Florida’s offensive coordinator roulette

Florida’s also shuffled through offensive coordinators this decade, with Charlie Weis, Brent Pease, Kurt Roper and Doug Nussmeier all called in to “fix it,” with none of them able to get Florida above 28th in S&P+ offensive efficiency, which is where Florida finished in 2012, the last time it beat the Noles.

How bad has it been?

Florida didn’t even score an offensive touchdown against FSU for nearly three years, ending that stretch of futility last year when Mark Thompson broke a 10-quarter offensive touchdown drought in the first quarter.

Jameis Winston

As bad as Florida’s quarterback play has been, the Seminoles have had some of their program’s best production at the position, beginning with Christian Ponder and E.J. Manuel early in the decade and highlighted by the Heisman-winning performance of Jameis Winston in 2013.

Fisher’s early FSU teams were successful enough to win the ACC and succeed at Orange Bowls. Winston changed the game, and in one masterful 2-minute drill in the last BCS National Championship game ever played, delivered FSU its third national championship.

Winston hammered Florida 37-7 in 2013, and even as he struggled mightily against the Gators in 2014, he was good enough in the second half to win the game anyway.

Florida has simply not had a player in that universe at the QB position since Tebow left campus.

Dalvin Cook

Will Muschamp thought he had landed the electric playmaker at running back the program had been searching for when 5-star Miami Central product Dalvin Cook committed to the Gators in 2013.

Despite Florida’s disaster of a season that fall, Cook continued to profess loyalty to the Gators, until he finally flipped on New Year’s Eve, shortly before Florida State played for the national championship. Muschamp, believing Cook would stick when no one paying any real attention did, was left with almost no backup plan, floating in the wind.

Cook spent the next three years obliterating the Gators, running for 480 yards in three games and averaging an astonishing 6.32 yards per carry against three Florida defenses laden with high-end NFL talent.

Cook, more than any single player this decade, both defined FSU’s dominance in the rivalry and demonstrated the largest reason FSU pulled so far ahead …

Speaking of Dalvin Cook … Recruiting

While the Florida-Georgia game is the SEC’s second-best rivalry and, due to SEC East implications, probably Florida’s biggest on-field football game, the FSU game has the largest impact on recruiting.
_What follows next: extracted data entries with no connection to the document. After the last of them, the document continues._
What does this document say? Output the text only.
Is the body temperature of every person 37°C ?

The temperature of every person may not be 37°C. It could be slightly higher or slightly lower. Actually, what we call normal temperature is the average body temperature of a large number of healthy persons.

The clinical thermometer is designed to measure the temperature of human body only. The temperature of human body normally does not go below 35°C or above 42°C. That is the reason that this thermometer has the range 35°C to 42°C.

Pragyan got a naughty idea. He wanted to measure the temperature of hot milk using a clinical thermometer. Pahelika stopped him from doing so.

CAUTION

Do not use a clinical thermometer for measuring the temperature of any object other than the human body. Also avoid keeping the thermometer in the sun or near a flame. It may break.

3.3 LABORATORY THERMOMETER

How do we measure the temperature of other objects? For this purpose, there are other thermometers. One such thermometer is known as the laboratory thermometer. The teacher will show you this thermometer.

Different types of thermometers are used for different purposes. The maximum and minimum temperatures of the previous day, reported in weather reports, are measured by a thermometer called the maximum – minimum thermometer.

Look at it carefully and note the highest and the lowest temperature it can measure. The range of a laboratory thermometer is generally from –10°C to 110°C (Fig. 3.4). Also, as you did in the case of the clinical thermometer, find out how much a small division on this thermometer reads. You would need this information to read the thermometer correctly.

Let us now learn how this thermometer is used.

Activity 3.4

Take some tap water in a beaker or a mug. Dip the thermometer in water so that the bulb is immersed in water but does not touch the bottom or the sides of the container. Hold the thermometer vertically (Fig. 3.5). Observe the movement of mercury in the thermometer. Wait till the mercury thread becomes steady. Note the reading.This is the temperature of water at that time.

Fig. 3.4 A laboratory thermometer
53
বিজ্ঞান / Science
For that reason, FSU might be Florida’s largest rival, as recruiting is the lifeblood of any program.

How much does it matter to win this game?

According to Bill Sikes, former regular on the Gators podcast Gators Breakdown who has thoroughly researched recruiting in the state of Florida over the past two decades, the winner of the Florida-Florida State game has finished with a higher-ranked recruiting class than the loser for the past 13 seasons. The average rank of the winner’s class in that period? Fourth.

That’s astounding and demonstrates how big a deal it is when one school gets on a roll in this football game.

Jimbo Fisher

Fisher isn’t without his flaws, especially as a somewhat predictable play-caller when he lacks an elite quarterback.

But he was always locked in for rivalry games in Tallahassee, going 14-2 against FSU’s two largest rivals, Florida and Miami.

Fisher has always been an elite recruiter, and his ability to put — and keep — together a staff that consistently recruited balanced, blue-chip heavy classes helped FSU flip the script in a rivalry where Florida consistently had better talent in the decade prior to Fisher’s arrival.

 McElwain didn’t “get it”

Jim McElwain’s mantra at Florida was always that “every opportunity to compete is a great opportunity.” That’s a Saban-like view and it works for Nick because of his staff’s ability to recruit and their impeccable attention to detail.

It doesn’t work everywhere because — surprise, surprise — not every coach is Nick Saban and the reality is that in some places, you have to acknowledge that some games are larger than others.

Fisher knew this about Florida-Florida State. Saban has learned it about the Iron Bowl, the one game that has given him a bit of trouble in Tuscaloosa.

Florida-Florida State is one of those games. It’s not “just another game.” Urban Meyer understood that during his tenure in Gainesville. Steve Spurrier might have always wanted to beat Georgia more, but he knew he needed to compete and beat FSU if Florida was to compete for national championships. Bobby Bowden knew and valued this game above all others in Tallahassee, which is part of the reason that despite Spurrier’s fire, the Noles and Bowden were the one team Spurrier’s mighty Florida empire couldn’t always figure out.

McElwain didn’t get the magnitude of this game. He wrote off his first loss to FSU because, to quote, “we’re going to Atlanta, aren’t we?” That kind of attitude is why he only lasted two editions of this rivalry game.

The hope in Florida’s fan base is that in Mullen, Florida once again has a coach that understands the magnitude of this rivalry game and will make winning it a big priority in Gainesville.